Working with the Suzuki Company of Toga in Japan was Carl's first real challenge upon graduating from Point Park. While under Suzuki's direction she learned various techniques, even though she was unable to speak Japanese.
"I found that wonderful, because I could not rely on anything other than listening and looking at the other actors because I couldn't understand what they were saying to me," Carl said.
Carl's most recent works stray away from her theater training, and she is currently working on television, her second love.
Carl's work on NBC's "The Philanthropist" took her by surprise when she auditioned and got a role that sent her all the way to South Africa for the filming of the show.
"That was an amazing experience…In this business 10 percent is talent and the rest is luck," Carl said.
Carl also just completed two series, the American broadcast of "Bob the Builder", and Russle T. Davis' "Dr. Who".
Carl recorded the voice of Muck on "Bob the Builder" and played reporter Trinity Wells in "Dr. Who".
Television work is a stretch for the now 50-year-old actress because it's technically different from her beginnings at Point Park College.
Carl took her first drama class her senior year in high school.
"That did it for me; I fell in love," said Carl
"Shelly [Lachele] always liked plays," said Alfred Carl, Lachele's father, who still lives in Pittsburgh. "She was always interested in fantasy. She would dress up her sisters and brother in adult clothes and make the neighborhood a part of her plays…she was serious."
After graduating high school, Carl immediately attended Point Park with aspirations of becoming an actress.
Carl took most of her classes at The Pittsburgh Playhouse.
"What's fantastic about the Playhouse is it was very progressive and experimental in those days. I got a classical theater training," Carl said.
Junior theater arts major James Ogden II agreed.
"The Playhouse gives me experience because of all the staff that work here as well as the directors that come here, are working professionals…they travel the world and work here with us everyday," Ogden said.
Teachers such as Jill Wonsworth and a key part of her inspiration, Raymond Laine, worked with Carl and gave her the confidence to really reveal her talent.
"In this business, if you don't believe in yourself you're in serious trouble," Carl said.
Carl officially left the United States in 1985 and now lives in London. She was motivated by the possibility of getting work in Europe.

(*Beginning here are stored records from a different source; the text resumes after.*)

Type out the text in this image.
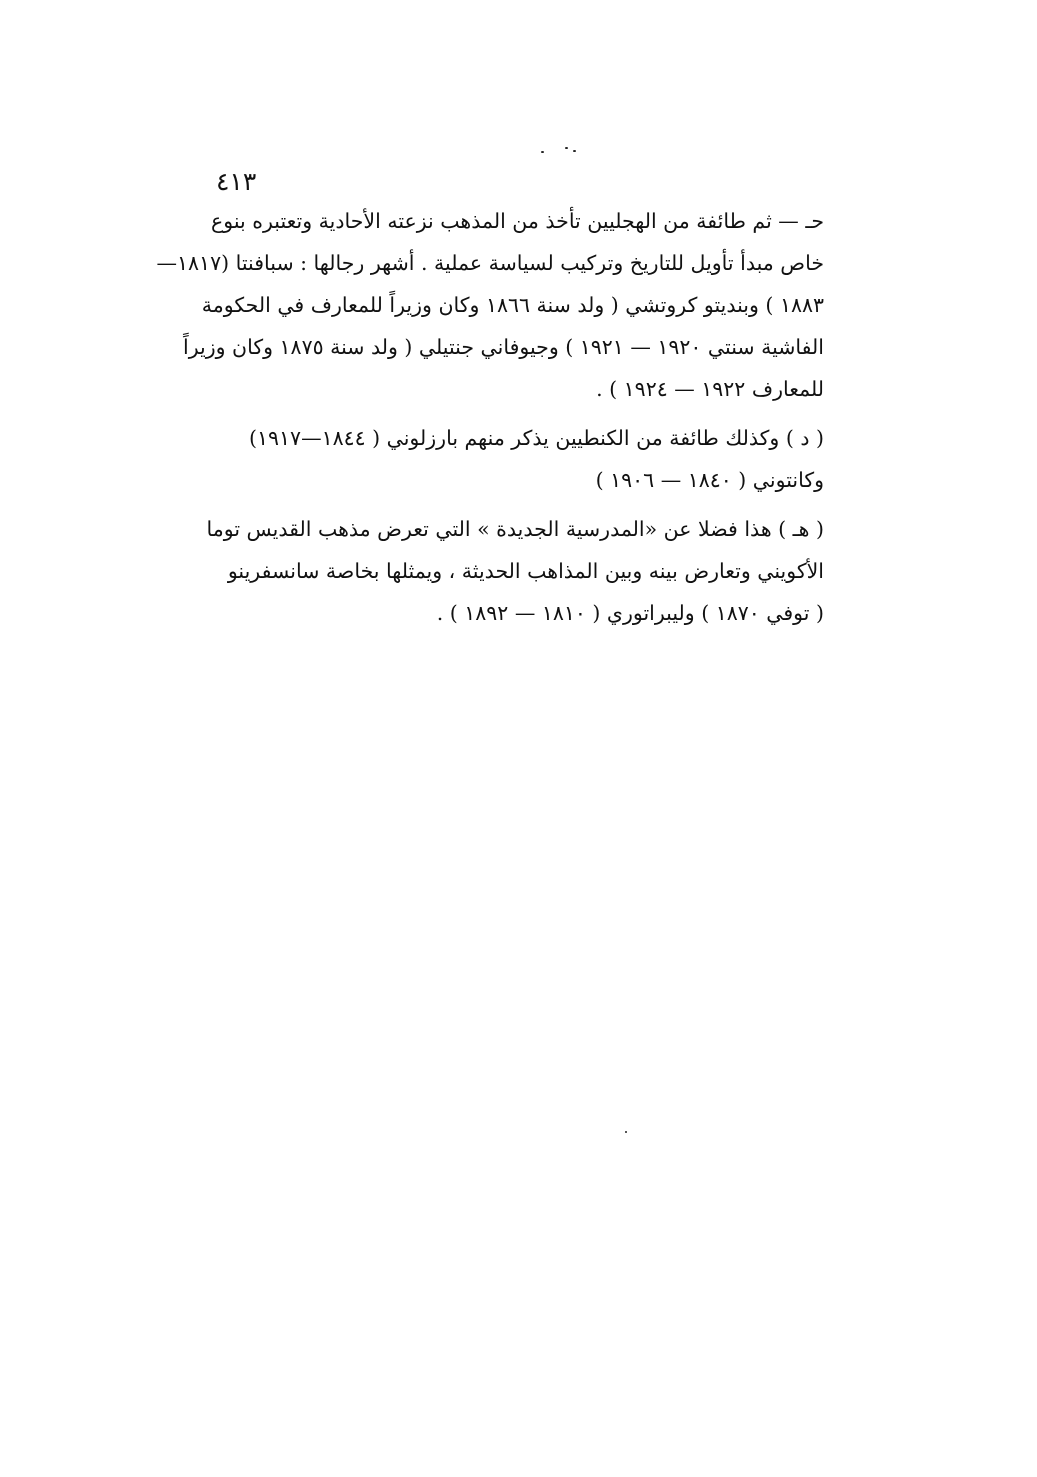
٤١٣
حـ — ثم طائفة من الهجليين تأخذ من المذهب نزعته الأحادية وتعتبره بنوع
خاص مبدأ تأويل للتاريخ وتركيب لسياسة عملية . أشهر رجالها : سبافنتا (١٨١٧—
١٨٨٣ ) وبنديتو كروتشي ( ولد سنة ١٨٦٦ وكان وزيراً للمعارف في الحكومة
الفاشية سنتي ١٩٢٠ — ١٩٢١ ) وجيوفاني جنتيلي ( ولد سنة ١٨٧٥ وكان وزيراً
للمعارف ١٩٢٢ — ١٩٢٤ ) .
( د ) وكذلك طائفة من الكنطيين يذكر منهم بارزلوني ( ١٨٤٤—١٩١٧)
وكانتوني ( ١٨٤٠ — ١٩٠٦ )
( هـ ) هذا فضلا عن «المدرسية الجديدة » التي تعرض مذهب القديس توما
الأكويني وتعارض بينه وبين المذاهب الحديثة ، ويمثلها بخاصة سانسفرينو
( توفي ١٨٧٠ ) وليبراتوري ( ١٨١٠ — ١٨٩٢ ) .
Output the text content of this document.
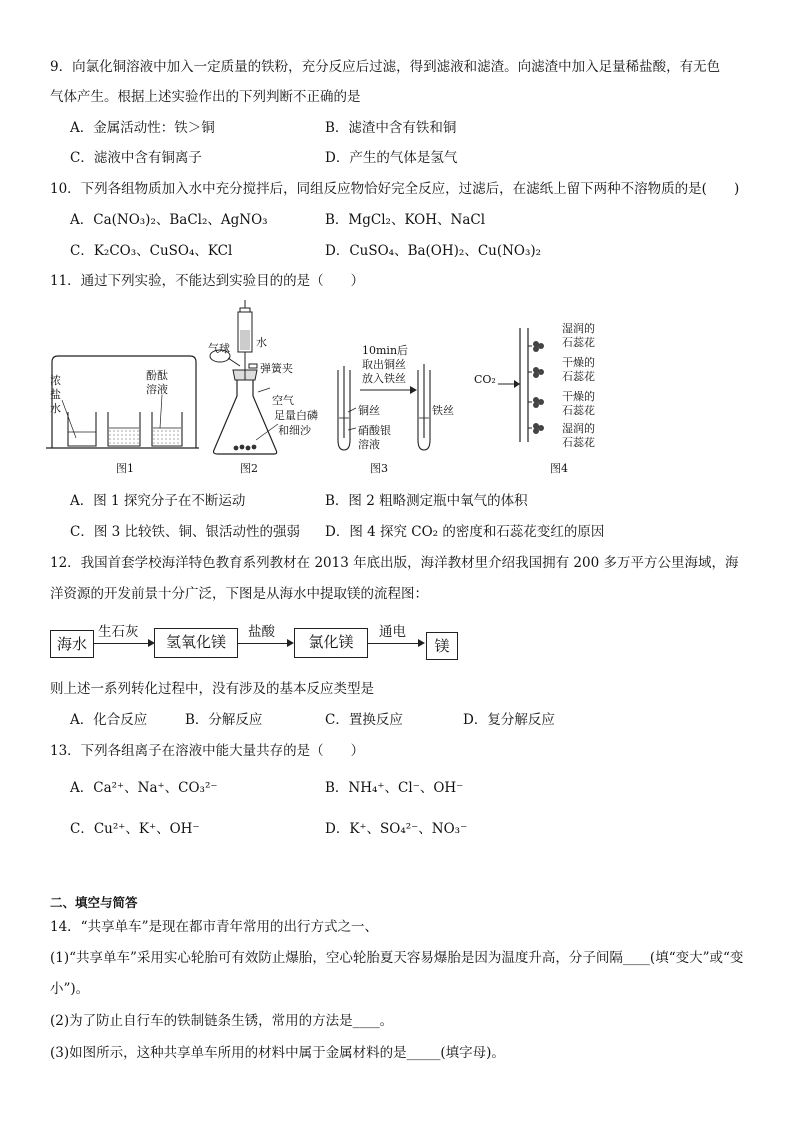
9．向氯化铜溶液中加入一定质量的铁粉，充分反应后过滤，得到滤液和滤渣。向滤渣中加入足量稀盐酸，有无色
气体产生。根据上述实验作出的下列判断不正确的是
A．金属活动性：铁＞铜	B．滤渣中含有铁和铜
C．滤液中含有铜离子	D．产生的气体是氢气
10．下列各组物质加入水中充分搅拌后，同组反应物恰好完全反应，过滤后，在滤纸上留下两种不溶物质的是(　　)
A．Ca(NO₃)₂、BaCl₂、AgNO₃	B．MgCl₂、KOH、NaCl
C．K₂CO₃、CuSO₄、KCl	D．CuSO₄、Ba(OH)₂、Cu(NO₃)₂
11．通过下列实验，不能达到实验目的的是（　　）
浓
盐
水
酚酞
溶液
图1
气球 水
弹簧夹
空气
足量白磷
和细沙
图2
10min后
取出铜丝
放入铁丝
铜丝
硝酸银
溶液
铁丝
图3
CO₂
湿润的
石蕊花
干燥的
石蕊花
干燥的
石蕊花
湿润的
石蕊花
图4
A．图 1 探究分子在不断运动	B．图 2 粗略测定瓶中氧气的体积
C．图 3 比较铁、铜、银活动性的强弱 D．图 4 探究 CO₂ 的密度和石蕊花变红的原因
12．我国首套学校海洋特色教育系列教材在 2013 年底出版，海洋教材里介绍我国拥有 200 多万平方公里海域，海
洋资源的开发前景十分广泛，下图是从海水中提取镁的流程图：
海水
生石灰
氢氧化镁
盐酸
氯化镁
通电
镁
则上述一系列转化过程中，没有涉及的基本反应类型是
A．化合反应	B．分解反应	C．置换反应	D．复分解反应
13．下列各组离子在溶液中能大量共存的是（　　）
A．Ca²⁺、Na⁺、CO₃²⁻	B．NH₄⁺、Cl⁻、OH⁻
C．Cu²⁺、K⁺、OH⁻	D．K⁺、SO₄²⁻、NO₃⁻
二、填空与简答
14．“共享单车”是现在都市青年常用的出行方式之一、
(1)“共享单车”采用实心轮胎可有效防止爆胎，空心轮胎夏天容易爆胎是因为温度升高，分子间隔____(填“变大”或“变
小”)。
(2)为了防止自行车的铁制链条生锈，常用的方法是____。
(3)如图所示，这种共享单车所用的材料中属于金属材料的是_____(填字母)。
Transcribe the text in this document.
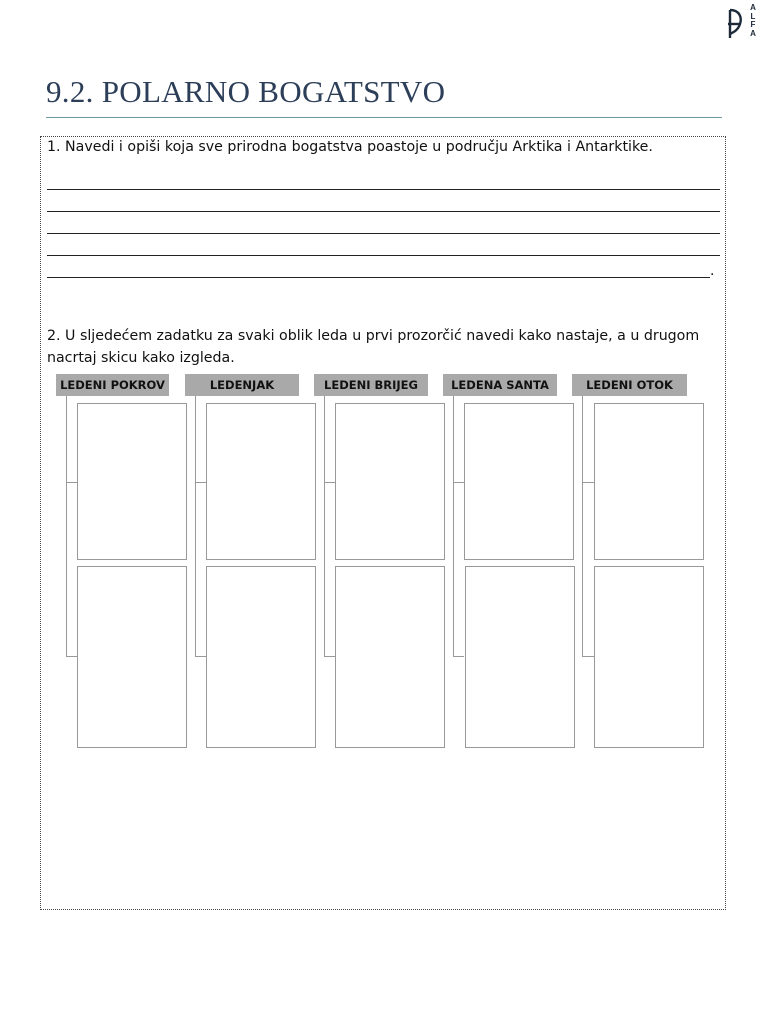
A
L
F
A
9.2. POLARNO BOGATSTVO
1. Navedi i opiši koja sve prirodna bogatstva poastoje u području Arktika i Antarktike.
.
2. U sljedećem zadatku za svaki oblik leda u prvi prozorčić navedi kako nastaje, a u drugom nacrtaj skicu kako izgleda.
LEDENI POKROV	LEDENJAK	LEDENI BRIJEG	LEDENA SANTA	LEDENI OTOK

"If you didn't sing or dance, your chance of getting work was slim, [especially] if you weren't stunningly beautiful, and I wasn't, so I thought if at least if I go to England, they have a real strong tradition because of Shakespeare and I could work," Carl said. "I could feel that I would get some better work there."
Within a month of leaving the United States, Carl landed a job touring with TNT, a small European theater company.
Despite Carl's success, when she was a young actress, she thought by age 50 she would be a Hollywood starlet. Nevertheless, she still considers herself lucky in every sense of the word.
"I have a job and I do something that I genuinely and still passionately love," Carl said.
Carl now lives in Crouch End, North London with her husband Alejandro Viñao, an Argentinean classical contemporary composer, and their 17-year-old son. Today, Carl works as a freelancer for the British Broadcasting Corporation (BBC).
"It's a good fit," said Carl when referring to her marriage to Viñao.
Carl mentioned, if she ever finds herself back in Pittsburgh, she would like to teach an acting class at Point Park.
"It's a wonderful profession. Study, open your mind, watch films from all over the world," Carl said. "See what's happenin- try to understand what's happening in your time."